Speaking of their center rotation, Brooklyn’s bigs may affect them in ways that go past just interior defense. Besides Durant and Jordan, there is a marked lack of girth and verticality on this Nets team that might be their downfall against a team with Giannis Antetokounmpo and Brook Lopez.
For the season, the Bucks pulled down a second-ranked 48.1 rebounds per game. The Nets only managed to snag a paltry 44.4 boards a contest, good for 14th in the association. As a result, Brooklyn only attempted putback plays on 4.2% of offensive possessions and only scored 5.5 points per game off putbacks, falling bottom ten in the league in both stats. They’re also in the 45th percentile in defending putback attempts.
Can the Nets stay healthy?
That the Nets’ big three has not played side by side for much of a season is a testament to another potentially game-changing factor: their health. Irving and Durant have built up the reputation of being injury-prone in recent years. Harden can’t be given the same label, but he also struggled with hamstring injuries that left him sidelined earlier in the season.
The Bucks are entering the series without the services of Donte DiVincenzo, who would have been massive defensively against the Nets’ elite guard play.
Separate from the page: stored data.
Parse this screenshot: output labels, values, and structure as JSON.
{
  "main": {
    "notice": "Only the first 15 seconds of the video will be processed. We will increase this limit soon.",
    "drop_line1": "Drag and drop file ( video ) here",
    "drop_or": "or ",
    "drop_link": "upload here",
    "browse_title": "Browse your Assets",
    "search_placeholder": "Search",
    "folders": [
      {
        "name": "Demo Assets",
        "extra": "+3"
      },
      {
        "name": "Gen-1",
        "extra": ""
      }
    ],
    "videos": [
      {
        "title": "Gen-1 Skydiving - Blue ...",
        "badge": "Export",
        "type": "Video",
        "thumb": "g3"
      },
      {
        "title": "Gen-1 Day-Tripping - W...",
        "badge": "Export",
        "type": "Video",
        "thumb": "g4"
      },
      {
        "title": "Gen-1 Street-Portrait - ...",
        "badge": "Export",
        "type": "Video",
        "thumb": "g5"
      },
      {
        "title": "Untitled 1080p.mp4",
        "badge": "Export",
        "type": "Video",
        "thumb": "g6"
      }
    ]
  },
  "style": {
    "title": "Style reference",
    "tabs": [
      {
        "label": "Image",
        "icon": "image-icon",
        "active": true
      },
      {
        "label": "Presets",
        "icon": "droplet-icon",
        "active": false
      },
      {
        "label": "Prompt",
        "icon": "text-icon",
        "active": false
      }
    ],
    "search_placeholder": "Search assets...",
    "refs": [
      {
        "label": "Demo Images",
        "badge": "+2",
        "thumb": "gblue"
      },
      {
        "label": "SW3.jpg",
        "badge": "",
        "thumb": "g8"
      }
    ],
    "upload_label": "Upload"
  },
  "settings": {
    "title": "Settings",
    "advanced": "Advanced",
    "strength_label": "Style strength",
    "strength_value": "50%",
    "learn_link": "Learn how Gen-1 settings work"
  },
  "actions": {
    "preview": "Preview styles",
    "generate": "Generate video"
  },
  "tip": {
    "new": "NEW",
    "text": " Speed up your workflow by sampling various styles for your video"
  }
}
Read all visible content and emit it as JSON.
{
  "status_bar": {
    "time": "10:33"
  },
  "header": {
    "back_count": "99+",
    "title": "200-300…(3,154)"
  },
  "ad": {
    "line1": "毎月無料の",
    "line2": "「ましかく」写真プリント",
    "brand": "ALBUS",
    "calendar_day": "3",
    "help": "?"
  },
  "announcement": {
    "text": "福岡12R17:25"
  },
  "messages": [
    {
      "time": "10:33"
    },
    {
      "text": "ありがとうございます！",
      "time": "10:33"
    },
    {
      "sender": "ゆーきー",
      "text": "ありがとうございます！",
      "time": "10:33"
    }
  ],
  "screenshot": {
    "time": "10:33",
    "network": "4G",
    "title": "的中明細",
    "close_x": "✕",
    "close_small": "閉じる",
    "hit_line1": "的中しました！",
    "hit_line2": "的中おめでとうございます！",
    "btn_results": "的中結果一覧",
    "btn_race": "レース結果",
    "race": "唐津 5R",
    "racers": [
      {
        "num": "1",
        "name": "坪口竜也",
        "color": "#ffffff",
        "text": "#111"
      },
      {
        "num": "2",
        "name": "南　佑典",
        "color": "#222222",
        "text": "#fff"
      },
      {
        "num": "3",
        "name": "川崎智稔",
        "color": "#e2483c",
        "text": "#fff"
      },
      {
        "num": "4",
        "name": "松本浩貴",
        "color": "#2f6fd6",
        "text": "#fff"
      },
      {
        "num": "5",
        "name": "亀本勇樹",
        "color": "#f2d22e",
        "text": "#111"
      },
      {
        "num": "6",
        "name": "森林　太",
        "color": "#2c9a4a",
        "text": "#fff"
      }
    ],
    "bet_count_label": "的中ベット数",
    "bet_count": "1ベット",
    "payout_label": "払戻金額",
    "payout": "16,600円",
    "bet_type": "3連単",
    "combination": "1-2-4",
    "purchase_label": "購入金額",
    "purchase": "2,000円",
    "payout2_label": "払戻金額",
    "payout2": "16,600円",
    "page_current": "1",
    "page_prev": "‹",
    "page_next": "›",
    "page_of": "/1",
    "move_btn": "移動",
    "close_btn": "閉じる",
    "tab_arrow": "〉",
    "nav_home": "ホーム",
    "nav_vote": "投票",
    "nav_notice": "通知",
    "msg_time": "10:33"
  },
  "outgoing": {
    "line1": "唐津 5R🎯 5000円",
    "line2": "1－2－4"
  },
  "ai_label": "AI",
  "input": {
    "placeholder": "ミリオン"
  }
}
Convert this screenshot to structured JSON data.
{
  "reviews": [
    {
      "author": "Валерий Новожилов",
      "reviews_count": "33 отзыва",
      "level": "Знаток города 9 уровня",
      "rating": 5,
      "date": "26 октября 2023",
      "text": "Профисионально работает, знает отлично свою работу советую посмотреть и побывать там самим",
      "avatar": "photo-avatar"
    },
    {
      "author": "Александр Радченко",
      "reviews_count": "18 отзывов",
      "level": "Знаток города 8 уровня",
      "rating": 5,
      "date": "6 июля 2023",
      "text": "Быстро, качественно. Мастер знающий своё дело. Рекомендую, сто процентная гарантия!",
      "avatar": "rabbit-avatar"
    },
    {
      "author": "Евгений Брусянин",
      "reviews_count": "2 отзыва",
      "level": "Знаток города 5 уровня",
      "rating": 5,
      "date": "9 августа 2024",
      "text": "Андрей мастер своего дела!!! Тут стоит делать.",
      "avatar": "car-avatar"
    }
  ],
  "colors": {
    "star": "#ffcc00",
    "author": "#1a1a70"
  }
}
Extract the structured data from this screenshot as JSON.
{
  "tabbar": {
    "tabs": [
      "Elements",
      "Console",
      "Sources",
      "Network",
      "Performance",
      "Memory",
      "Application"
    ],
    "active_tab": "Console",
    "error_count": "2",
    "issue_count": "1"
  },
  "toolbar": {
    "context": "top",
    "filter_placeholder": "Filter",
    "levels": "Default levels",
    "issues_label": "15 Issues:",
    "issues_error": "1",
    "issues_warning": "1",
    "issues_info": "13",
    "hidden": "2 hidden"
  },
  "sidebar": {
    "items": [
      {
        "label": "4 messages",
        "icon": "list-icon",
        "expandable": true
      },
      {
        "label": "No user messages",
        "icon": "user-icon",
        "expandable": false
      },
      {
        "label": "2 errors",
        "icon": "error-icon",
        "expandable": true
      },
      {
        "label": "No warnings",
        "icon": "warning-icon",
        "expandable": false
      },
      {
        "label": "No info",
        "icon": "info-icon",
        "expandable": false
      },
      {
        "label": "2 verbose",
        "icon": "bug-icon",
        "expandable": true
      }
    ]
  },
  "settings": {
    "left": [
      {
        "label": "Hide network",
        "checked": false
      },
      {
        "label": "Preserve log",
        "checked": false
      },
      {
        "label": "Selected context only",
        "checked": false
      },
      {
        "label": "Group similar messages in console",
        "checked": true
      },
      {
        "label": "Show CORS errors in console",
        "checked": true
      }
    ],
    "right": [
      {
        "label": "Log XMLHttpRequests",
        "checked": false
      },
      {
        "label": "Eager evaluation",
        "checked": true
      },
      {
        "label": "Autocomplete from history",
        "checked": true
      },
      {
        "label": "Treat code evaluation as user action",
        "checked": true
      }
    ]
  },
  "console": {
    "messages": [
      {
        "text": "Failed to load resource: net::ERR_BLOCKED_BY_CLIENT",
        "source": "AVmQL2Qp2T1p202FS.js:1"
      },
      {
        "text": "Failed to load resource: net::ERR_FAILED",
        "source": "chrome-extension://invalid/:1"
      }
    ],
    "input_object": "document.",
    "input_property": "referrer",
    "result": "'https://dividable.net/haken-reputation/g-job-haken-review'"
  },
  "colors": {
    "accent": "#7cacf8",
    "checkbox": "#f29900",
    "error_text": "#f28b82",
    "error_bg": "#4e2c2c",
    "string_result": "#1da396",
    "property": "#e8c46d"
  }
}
But Brooklyn is also missing Spencer Dinwiddie, who was a crucial scorer off the bench before he went down.
In the playoffs, any injury doubly affects a team’s title chances, especially when the opposition is as stacked as these two teams. At their best, both teams are elite. Take out any more players, and the result might be series-altering.
Final observations
- Much like the Los Angeles Clippers of last year, the Brooklyn Nets live and die by the all-world shot-creating abilities of its superstar trio. In these playoffs, the Nets are first in the league in running isolation with 25.5% frequency. To put that number into perspective, the Boston Celtics are second at 14.6% of their plays. We saw how this worked out when Kawhi Leonard, Paul George, and Lou Williams weren’t hitting their shots for the Clippers last year. The Nets are certainly better isolation players, but could the same fate befall them if their offense dries up?
- Chemistry is another factor to look at. With strong, superstar personalities on the same starting lineup together, a few pundits predicted the team would implode before the season’s end. The Bucks starters save for Jrue Holiday have been together longer, while the Nets trio was only formed midway through the season but has not seen much playing time together. It didn’t seem to have much of an effect against the Boston Celtics, but a well-oiled machine like the Bucks could very well expose any fissures this gargantuan pairing might have under the surface.
- Depth might look one-sided on paper but seems to be a wash when you look at the numbers. Outside of the Nets trio, only Jeff Green, Joe Harris, and Blake Griffin are capable of scoring more than ten points per game. On the Bucks, only Bobby Portis, Bryn Forbes, and Brook Lopez are capable of doing so outside of their three stars.
Series prediction
Ahead of the series tip-off, Nets fans have every right to expect their team to move past the second round on talent alone.
Unfortunately for them, Bucks fans also have every right to expect a series win, as the team most uniquely equipped to stop their lethal scoring punch.
Milwaukee is to Brooklyn what Miami was to them just a year ago. If any team is positioned to take down the Nets, it’s the Bucks, with their blend of agile, pesky defenders and strong, paint-centric bigs.
Matchups can sometimes erase the advantage that talent can give you, as the Heat proved last year. When the opposition is disruptive on one end and unbothered by the defense on the other, shot-creation can only do so much. Bucks in 7.